In the Lobster Pot
by Jasmine Silver
The metallic, green teakettle whistles. Screams pierce my ears and I think this is the sound that lobsters should make. The sharp, acerated pitches, steaming from their shells, however, only find refuge in our silent air pockets.
In an ocean, that sea-salted steel pot, sound slips but somehow becomes instantly trapped within muted envelopes.
Sadly, I understand that. And as I lie in bed this morning, tossing, turning, I feel a sense of panic. I hear that sequacious shrill in the kitchen, a slow scream that bleats death. Gentle murmurs beg for more time, asking respectfully for consideration.
For nights, the taunting wouldn’t stop, and now with the kettle howling, I rustle from under white sheets, my thick, homemade quilt and down comforter. Routine kicks into overdrive and I tiptoe-run on cold tile until feet find shelter in fluffy moccasins. I snatch a faded robe off the floor, throw it on and burst into the kitchen.
Eyes follow the sound. The stove, good. No fire. No electric shots spewing. No knocks at the door.
“If you’re going to boil the water like this,” I say, “the least you could do is take the kettle off the stove.”
There’s no need to look behind me, pausing for eye contact. I’ll never see through the umbra of his Washington Post. He’ll never lower it long enough for our eyes to meet. Instead we choose “lobster-talk.”
We speak in distant strides, watch words float into the air and hope, hopefully, they travel to one another. This is our definition of conversation: the slow float of words across a median. On a good day words might only have to travel a good few feet. Yet, excitement is only as tranquil as the red flush that rivers over steaming lobsters.
“Just about to head over. Got caught up in the story,” he says, still reading.
“What’s it today?” I ask. “Whose son? Whose husband? Which wife isn’t coming back home?” Minced hint of hostility in my voice. But on the whole, I’m calming as water pours like tequila into my favorite coffee mug.
A clinical therapist, I’d argue any day of the week that having a coping mechanism is better than not.
He disregards my questions, rising quickly from the table, heads towards to the bedroom. He will not tolerate verbal abuse, he says to me.
I think, This is your venue, Christina. Say, “Verbal abuse? No. But physical abuse? Yes.” He’d have no words.
Continue. “Perhaps I should just stomp my foot on one of these floorboards, pick my prize and use your abdomen for target practice!”
Pause for effect, usher in point. “That seems to be the only way you know how to communicate. Surely, you’d only speak to me through codes and army talk, but at least we’d have a face to face dialogue!”
I hear bags zipping when I finally snap out of my thoughts. I feel trapped, saved, at the same time.
In a normal relationship, when a husband storms out in rage, wives give them a couple of cooling hours. We pray he’s at Bob’s house, drinking, talking about us horribly, as oppose to relaxing in Kristen’s arms as she rants about no-good wives. In fetal balls, we rock and think, a new thought with every forward movement.
Yet, when my husband, Second Lieutenant Agni, storms out, upset, I pray he’s out there sailing on the highs of infidelity. I slump, crosslegged at our dinning room table, tea spiked tequila, sipping, praying that in less than two years he’ll come home, begging forgiveness.

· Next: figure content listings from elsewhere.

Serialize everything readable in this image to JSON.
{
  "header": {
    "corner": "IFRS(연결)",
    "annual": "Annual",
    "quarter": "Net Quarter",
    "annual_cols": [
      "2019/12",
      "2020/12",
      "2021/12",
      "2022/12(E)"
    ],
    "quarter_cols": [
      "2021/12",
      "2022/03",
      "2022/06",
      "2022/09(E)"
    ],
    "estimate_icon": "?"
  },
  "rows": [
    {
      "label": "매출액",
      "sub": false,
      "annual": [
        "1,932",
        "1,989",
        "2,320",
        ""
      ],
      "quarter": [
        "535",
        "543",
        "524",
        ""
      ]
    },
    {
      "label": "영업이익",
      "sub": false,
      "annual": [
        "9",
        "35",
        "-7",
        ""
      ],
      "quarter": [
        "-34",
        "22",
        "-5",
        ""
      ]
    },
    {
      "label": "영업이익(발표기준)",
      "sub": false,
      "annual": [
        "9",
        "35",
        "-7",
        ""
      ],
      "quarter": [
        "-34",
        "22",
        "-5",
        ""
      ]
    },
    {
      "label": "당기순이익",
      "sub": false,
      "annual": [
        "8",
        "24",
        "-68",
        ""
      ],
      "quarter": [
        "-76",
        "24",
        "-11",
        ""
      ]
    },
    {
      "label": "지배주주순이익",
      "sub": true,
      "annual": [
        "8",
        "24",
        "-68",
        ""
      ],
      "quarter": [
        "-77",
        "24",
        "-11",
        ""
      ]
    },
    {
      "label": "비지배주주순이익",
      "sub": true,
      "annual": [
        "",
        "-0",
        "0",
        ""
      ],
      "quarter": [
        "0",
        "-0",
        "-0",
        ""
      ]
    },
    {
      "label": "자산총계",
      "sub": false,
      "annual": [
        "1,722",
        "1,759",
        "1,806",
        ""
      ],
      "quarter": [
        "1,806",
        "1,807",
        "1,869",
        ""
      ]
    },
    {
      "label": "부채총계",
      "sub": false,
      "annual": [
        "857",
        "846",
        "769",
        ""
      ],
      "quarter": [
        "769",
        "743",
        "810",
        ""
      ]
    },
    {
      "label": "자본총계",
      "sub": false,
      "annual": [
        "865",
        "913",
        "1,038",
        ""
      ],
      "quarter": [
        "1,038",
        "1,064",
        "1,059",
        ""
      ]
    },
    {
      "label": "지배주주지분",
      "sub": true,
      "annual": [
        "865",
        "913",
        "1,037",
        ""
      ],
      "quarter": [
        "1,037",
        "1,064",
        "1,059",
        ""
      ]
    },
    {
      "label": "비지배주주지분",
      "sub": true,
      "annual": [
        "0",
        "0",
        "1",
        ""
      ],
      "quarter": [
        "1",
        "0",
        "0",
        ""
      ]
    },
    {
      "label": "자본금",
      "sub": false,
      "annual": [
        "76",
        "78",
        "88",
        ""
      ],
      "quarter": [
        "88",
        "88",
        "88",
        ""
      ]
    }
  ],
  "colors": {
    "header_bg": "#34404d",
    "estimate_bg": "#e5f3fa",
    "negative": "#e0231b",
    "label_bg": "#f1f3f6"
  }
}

He’ll say, “I f’ed up, Christina.”
Then I’ll hear a sequacious shrill, that slow scream, but instead of death, she’ll howl life. How ironic! But I see life in cheating, in him coming home defeated.
I see happiness.
Unfaithfulness. I could deal with that.
In my office, we could sit down, discuss, talk behavior modification, treatment plans, couples therapy, etc.
There is life to be had, however miserable. So what do I have to do for that, I ask myself daily? What do I have to do for normalcy? And how do you tell someone that their dream is hurting you, with a high probability of killing them. You do it carefully. And when “careful” backfires?
Scream, Christina, I introspect. Walk into that bedroom, snatch the bag right out of his hands, and scream. Scream loud so that the syllable floats to him, bursting like fireworks.
Maybe then, when you go on to tell him that you’ve been diagnosed with PTSD from the nightmares of his Iraqi adventures, he’ll stay. He’ll fling his bag onto the floor, wrap you in his arms.
He’ll kiss you, love you. And afterwards, he’ll look deep into your green eyes and say, “You know that kettle’s been whistling the entire time, right?”